Il secondo atto della degustazione è l’analisi olfattiva. Ma prima di approfondire questo argomento dobbiamo capire come si origina una percezione di tipo odoroso. Questa nasce per l'attiva interazione con i recettori (specifiche proteine) presenti nella mucosa olfattiva di numerose molecole volatili che, quando inspiriamo (olfazione diretta) o quando mastichiamo un alimento (olfazione retronasale), raggiungono I’epitelio olfattivo sito in fondo alle fosse nasali, trasportandoci in un mondo di vaste sensazioni difficili da tradurre.
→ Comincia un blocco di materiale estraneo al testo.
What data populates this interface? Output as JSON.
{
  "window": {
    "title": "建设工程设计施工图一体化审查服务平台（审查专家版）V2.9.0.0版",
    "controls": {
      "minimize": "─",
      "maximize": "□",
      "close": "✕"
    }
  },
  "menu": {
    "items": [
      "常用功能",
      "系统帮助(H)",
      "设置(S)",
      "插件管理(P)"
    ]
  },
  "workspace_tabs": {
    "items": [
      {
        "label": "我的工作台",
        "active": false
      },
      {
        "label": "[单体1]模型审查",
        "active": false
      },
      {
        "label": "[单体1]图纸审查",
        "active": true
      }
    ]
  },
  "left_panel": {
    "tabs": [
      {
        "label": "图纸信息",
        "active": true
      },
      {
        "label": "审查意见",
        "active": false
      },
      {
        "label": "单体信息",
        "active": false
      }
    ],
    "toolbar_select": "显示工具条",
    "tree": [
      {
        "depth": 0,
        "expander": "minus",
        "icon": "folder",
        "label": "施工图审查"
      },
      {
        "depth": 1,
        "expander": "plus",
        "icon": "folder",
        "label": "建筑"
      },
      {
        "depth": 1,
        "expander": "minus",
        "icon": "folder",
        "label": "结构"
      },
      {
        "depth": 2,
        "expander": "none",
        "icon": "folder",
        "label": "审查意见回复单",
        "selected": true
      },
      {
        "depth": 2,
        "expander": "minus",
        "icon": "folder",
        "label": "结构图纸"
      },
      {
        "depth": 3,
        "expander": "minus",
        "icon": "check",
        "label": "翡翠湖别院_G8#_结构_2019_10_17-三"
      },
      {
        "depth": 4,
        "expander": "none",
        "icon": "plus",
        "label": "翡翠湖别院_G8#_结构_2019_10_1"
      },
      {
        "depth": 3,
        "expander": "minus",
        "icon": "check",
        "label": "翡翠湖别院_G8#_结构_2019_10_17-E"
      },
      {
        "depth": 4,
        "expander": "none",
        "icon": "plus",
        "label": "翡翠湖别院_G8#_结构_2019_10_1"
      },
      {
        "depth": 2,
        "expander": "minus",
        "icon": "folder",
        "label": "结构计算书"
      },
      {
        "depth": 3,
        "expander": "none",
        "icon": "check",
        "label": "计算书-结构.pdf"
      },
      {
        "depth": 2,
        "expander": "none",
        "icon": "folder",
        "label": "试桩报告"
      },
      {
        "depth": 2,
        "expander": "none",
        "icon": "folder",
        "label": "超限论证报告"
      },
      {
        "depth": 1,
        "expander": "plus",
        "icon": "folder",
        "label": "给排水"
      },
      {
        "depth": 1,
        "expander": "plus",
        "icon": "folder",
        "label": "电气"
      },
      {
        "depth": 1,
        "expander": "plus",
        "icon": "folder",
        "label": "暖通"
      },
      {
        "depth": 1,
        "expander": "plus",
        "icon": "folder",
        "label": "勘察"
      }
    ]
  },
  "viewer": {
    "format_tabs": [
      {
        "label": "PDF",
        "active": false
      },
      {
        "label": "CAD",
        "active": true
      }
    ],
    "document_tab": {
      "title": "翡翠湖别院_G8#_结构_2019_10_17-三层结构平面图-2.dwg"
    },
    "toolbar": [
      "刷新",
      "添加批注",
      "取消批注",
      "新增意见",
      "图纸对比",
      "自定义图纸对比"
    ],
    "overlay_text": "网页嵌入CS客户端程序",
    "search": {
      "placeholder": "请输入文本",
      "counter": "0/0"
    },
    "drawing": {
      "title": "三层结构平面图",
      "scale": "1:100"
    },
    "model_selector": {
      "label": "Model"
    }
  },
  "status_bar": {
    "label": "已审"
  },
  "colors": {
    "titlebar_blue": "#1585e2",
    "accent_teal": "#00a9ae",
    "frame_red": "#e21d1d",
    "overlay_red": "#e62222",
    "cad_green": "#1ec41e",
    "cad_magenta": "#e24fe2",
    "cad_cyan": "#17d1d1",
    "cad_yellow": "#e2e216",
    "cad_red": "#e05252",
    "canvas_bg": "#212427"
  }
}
Le particolarità del senso dell'olfatto sono moltissime, ma in particolare vanno sottolineate le seguenti:
- il suo attivo intervento in due diversi momenti dell'assaggio, nell'olfazione diretta (quando annusiamo) e indiretta (quando introduciamo in bocca un alimento o bevanda);
- la facilità nel riconoscere un odore ma l'estrema difficoltà nell'identificarlo; un odore, la prima volta che si sente, si memorizza nel sistema limbico, quindi nella parte irrazionale del cervello (dove si trovano emozioni, paure ecc.) mentre la sua etichetta semantica si memorizza, e con difficoltà, nella corteccia cerebrale, quindi nella parte razionale del cervello; risulta così difficile collegare con immediatezza e precisione una sensazione odorosa (irrazionale) a un nome (razionale);
- il bisogno di definire una sensazione odorosa per analogia con l'oggetto che la può ricordare e non con il nome tecnico della molecola che l'ha generato (odore di banana e non odore di acetato di isoamile); ciò comporta la non facile concordanza di definizione fra persone aventi esperienze diverse;
- la natura effimera e fugace delle sensazioni olfattive, spesso di breve durata e dinamiche fra loro (prima ne percepisco una, subito dopo un'altra), senza dimenticare il fenomeno dell'assuefazione particolarmente rilevante per gli odori.
All'esame olfattivo (ma lo stesso vale per il retrolfattivo), vanno presi in considerazione:
- intensità complessiva: quantità di odore percepito, sia a bicchiere fermo che dopo rotazione dello stesso;
- franchezza: pulizia odorosa ossia assenza di note odorose negative, quali ossidato (mela cotta, rancido, marsalato), acetoso, ridotto (chiuso, feccia), sulfureo (zolfo, aglio, uova marce), farmaceutico, stalla/sudore di cavallo, tappo, muffa ecc.
- finezza: eleganza e nettezza dei profumi;
- ricchezza: ampiezza e numerosità delle espressioni odorose positive;
- complessità: presenza di diverse note aromatiche da evoluzione (speziato, sottobosco, minerale ecc.
- presenza e intensità di singoli descrittori: individuazione, attraverso richiami per analogia, di specifiche percezioni (fruttato, floreale, speziato, ecc.)
- armonia: equilibrio fra le note dolci/morbide e quelle fresche/penetranti (disposizione da molle/piatta a fragrante/equilibrata sino ad aggressiva/pungente)
- persistenza aromatica: rilevante non tanto nella fase olfattiva quanto in quella retrolfattiva, misura la durata e il prolungarsi delle percezioni aromatiche.
- corrispondenza gusto-aromatica: coerenza nelle sensazioni olfattive (percepite al naso) con quelle di tipo gustativo e retrolfattivo.
Per l'assaggiatore esperto potrebbero essere aggiunte altre due valutazioni
- tipicità: aderenza degli aspetti aromatici alla caratteristiche (considerate) tipologiche del vino (terroir, vitigno, tecnica di lavorazione ecc.)
- stato evolutivo: grado di maturazione ed evoluzione degli aromi (da troppo giovane a pronto sino a decrepito).